Some say they fought the mountains for hours, some for days, some for the turning of seasons into years. All know that in the middle of the struggle, Fraiyke’s ship was swallowed and smashed and Fraiyke herself was dashed between the rocks. And at this both Churst and Cherrak cried out so loud that their voices echoed to each other even amongst the roar of the battle. And such was Cherrak’s cry that Churst knew at once his brother’s feelings for Fraiyke. And it is here that shadow falls over the tale.

How long it was before the other Mountainherds came I do not know. Yet at last they made their way to the roiling sea of rock that had risen at the words of Magra, Thela, Bes and brought all their force and all their voices together and calmed the mountains and set them once more in their proper place. And in the middle of the mountains, in the valley at their very heart, they found much wreckage and, in the middle of the wreckage, a single ship, battered and near broken.
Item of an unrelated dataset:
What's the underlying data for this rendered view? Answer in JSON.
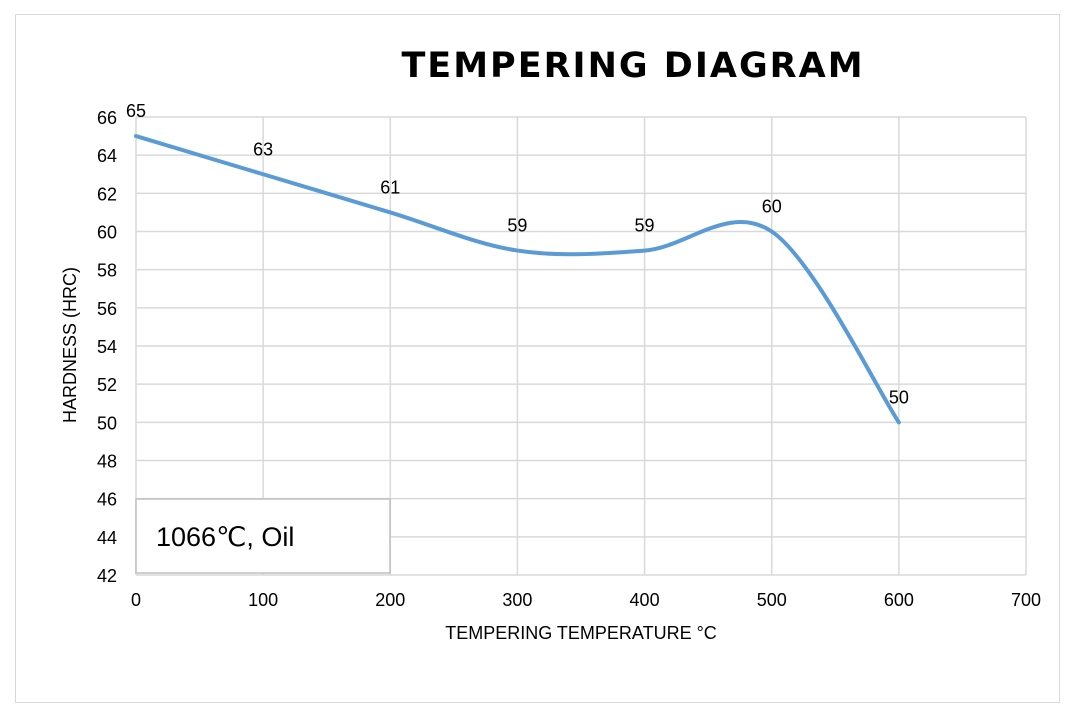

On the ship was a man, cradling a bow and a wooden lion and a sliver of mountainsbreath, carved in such a manner as to make the heart sing. And beside him were two bodies, one of a man and one of a woman, and each was bound in a tapestry new-woven from mountain flowers with a skill beyond even the Mountainherds’ imagining. And the man did not speak when they found him but simply delivered the things which he held into their hands and stepped down from his ship and walked off alone along a path none had seen before nor ever would see again. And whether the man was Churst or Cherrak none can say, for Churst and Cherrak were twins.

1. Even to this day, one of the great prides of the House of Vulpa is one of Fraiyke’s bows, handed down to the eldest child of the line and as strong and true today as it was when Fraiyke’s hand first made it.